# Spontaneous Actions & Expressions in Worship



## C. M. Sheffield (Nov 14, 2009)

If a pastor and/or a church had a minister of music that frequently (and perhaps well-meaningly) encouraged the worshipers to "raise or clap your hands, stand up (if congregation is seated), and shout" during various times in the worship service and they wanted to tactfully discourage this kind of thing - What would be the best way to approach him?

We're a traditional church that desire to worship the Lord with joy and fervor but feel that encouraging these types of things do more to distract than edify the congregation. 

Think pastorally - the truth in _love_.


----------



## Kevin (Nov 14, 2009)

If the person is a staff member, then the senior staff member should sit them down & say "cut it out".


----------



## Edward (Nov 14, 2009)

C. M. Sheffield said:


> Think pastorally - the truth in _love_.
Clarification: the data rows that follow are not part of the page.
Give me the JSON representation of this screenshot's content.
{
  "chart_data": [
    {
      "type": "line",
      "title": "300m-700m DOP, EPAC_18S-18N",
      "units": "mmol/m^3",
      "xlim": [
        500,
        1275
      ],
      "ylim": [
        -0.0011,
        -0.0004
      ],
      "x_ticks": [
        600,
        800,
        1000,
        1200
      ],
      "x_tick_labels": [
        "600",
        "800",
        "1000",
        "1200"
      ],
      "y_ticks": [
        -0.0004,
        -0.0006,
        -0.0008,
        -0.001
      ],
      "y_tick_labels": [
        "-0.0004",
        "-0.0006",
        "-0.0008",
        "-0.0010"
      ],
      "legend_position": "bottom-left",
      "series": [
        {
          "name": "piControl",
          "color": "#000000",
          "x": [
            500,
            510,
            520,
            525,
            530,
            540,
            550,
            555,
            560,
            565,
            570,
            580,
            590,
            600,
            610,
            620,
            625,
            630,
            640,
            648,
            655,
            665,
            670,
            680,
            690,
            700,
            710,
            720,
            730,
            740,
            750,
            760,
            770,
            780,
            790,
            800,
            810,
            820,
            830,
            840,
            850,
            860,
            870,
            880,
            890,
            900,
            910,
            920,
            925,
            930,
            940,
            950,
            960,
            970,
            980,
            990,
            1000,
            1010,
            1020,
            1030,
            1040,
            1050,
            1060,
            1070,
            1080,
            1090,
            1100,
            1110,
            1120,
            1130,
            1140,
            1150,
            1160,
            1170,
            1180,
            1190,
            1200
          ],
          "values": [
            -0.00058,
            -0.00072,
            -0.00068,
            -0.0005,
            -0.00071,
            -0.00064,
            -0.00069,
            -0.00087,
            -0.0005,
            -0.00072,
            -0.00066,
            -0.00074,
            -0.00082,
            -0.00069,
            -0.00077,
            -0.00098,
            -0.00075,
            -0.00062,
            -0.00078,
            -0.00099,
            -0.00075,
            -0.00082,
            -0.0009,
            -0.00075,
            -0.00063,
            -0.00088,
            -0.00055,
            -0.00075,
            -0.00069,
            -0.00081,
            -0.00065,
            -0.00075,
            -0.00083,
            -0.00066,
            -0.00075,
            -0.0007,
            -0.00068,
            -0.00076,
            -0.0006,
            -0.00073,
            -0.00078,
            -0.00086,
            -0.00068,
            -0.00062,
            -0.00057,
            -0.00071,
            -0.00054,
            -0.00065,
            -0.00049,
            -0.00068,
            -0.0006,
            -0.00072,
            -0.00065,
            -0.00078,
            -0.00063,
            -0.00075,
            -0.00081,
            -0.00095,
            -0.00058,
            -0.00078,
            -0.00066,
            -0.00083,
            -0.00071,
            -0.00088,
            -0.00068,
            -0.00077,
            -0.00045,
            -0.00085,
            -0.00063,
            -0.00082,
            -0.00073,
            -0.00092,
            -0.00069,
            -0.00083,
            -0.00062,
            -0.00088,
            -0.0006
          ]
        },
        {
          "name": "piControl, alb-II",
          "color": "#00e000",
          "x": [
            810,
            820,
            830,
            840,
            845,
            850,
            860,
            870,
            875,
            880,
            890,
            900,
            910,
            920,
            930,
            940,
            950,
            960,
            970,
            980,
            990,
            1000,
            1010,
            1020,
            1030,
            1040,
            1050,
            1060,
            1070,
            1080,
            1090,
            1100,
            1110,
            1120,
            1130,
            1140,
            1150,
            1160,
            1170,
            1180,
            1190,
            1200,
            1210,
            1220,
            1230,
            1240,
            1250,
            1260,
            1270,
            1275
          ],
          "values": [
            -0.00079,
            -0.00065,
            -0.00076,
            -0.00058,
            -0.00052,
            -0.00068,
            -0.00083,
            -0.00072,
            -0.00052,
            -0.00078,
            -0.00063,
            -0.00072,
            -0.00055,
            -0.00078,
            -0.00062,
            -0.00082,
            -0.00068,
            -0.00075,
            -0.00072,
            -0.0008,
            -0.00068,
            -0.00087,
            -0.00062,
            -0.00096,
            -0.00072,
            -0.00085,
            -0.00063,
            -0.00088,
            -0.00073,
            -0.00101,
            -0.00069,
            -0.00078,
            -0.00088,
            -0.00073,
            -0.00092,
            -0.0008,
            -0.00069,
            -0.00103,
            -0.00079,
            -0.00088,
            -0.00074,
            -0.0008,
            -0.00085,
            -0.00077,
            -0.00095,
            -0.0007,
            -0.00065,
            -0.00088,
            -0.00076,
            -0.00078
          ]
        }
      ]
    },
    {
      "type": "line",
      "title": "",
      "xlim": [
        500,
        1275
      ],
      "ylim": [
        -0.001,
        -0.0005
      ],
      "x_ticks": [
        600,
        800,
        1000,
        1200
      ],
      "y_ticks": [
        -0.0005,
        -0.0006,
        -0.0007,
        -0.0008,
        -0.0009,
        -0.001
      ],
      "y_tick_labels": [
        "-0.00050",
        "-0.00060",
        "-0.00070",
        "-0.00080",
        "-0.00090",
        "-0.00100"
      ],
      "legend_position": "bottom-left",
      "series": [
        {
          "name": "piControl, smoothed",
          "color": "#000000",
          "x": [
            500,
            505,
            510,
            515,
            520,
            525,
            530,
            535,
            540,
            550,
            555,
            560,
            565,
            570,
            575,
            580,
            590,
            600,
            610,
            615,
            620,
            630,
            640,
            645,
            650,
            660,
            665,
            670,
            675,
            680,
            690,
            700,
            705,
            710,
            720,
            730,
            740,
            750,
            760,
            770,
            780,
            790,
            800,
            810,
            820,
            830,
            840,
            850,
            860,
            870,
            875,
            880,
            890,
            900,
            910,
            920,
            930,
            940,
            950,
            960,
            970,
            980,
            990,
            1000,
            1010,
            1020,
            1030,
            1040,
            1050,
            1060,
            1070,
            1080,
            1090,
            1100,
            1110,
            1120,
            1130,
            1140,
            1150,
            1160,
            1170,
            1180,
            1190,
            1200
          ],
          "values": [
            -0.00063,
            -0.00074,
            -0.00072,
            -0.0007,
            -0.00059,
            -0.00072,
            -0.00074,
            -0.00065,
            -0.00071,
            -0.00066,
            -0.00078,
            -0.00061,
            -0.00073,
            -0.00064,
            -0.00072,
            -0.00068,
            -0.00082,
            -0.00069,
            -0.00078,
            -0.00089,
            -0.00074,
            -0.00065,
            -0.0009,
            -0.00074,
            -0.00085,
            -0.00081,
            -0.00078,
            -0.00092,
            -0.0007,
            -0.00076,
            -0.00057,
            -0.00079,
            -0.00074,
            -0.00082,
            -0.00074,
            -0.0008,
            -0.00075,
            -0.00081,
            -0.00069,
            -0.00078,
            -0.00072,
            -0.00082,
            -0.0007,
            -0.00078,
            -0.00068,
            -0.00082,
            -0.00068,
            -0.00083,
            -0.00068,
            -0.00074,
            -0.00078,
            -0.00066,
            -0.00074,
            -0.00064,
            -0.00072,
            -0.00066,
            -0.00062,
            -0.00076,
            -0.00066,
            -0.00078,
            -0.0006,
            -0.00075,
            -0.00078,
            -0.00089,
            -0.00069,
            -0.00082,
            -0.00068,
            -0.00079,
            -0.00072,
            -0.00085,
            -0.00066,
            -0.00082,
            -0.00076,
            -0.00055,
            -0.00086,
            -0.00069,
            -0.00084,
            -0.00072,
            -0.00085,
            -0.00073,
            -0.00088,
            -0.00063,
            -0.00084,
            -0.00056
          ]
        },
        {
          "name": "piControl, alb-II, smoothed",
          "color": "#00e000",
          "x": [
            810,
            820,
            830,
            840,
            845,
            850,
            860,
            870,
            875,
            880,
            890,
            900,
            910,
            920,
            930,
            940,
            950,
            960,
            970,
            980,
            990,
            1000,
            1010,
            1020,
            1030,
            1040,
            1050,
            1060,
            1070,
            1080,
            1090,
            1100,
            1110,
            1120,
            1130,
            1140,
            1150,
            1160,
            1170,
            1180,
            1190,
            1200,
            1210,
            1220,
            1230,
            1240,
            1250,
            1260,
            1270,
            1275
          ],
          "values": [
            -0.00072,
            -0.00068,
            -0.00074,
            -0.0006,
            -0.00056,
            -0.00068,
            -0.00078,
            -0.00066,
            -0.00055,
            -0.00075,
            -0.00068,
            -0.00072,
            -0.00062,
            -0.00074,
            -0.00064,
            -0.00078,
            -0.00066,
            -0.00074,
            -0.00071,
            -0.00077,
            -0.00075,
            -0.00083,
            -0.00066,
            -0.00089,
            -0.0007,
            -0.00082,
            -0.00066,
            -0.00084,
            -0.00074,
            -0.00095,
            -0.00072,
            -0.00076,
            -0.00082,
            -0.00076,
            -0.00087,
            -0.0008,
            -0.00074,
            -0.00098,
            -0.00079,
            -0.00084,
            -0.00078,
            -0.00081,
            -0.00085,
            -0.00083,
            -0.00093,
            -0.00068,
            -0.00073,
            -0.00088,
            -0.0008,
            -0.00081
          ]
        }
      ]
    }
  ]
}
That's the part I have trouble with. 

Going back to the point, however, as I recall you are new to the call there. Trying to change too many things too quickly can lead to large problems.


----------



## C. M. Sheffield (Nov 15, 2009)

Edward said:


> C. M. Sheffield said:
> 
> 
> > Think pastorally - the truth in _love_.
> ...



I don't plan on changing anything substantial for at least the first two years. However, the minister of music is as new as I am and he is the one changing things by encouraging these practices. Additionally, the church is not in support of them. It isn't a major issue, but one I would like to handle with care.


----------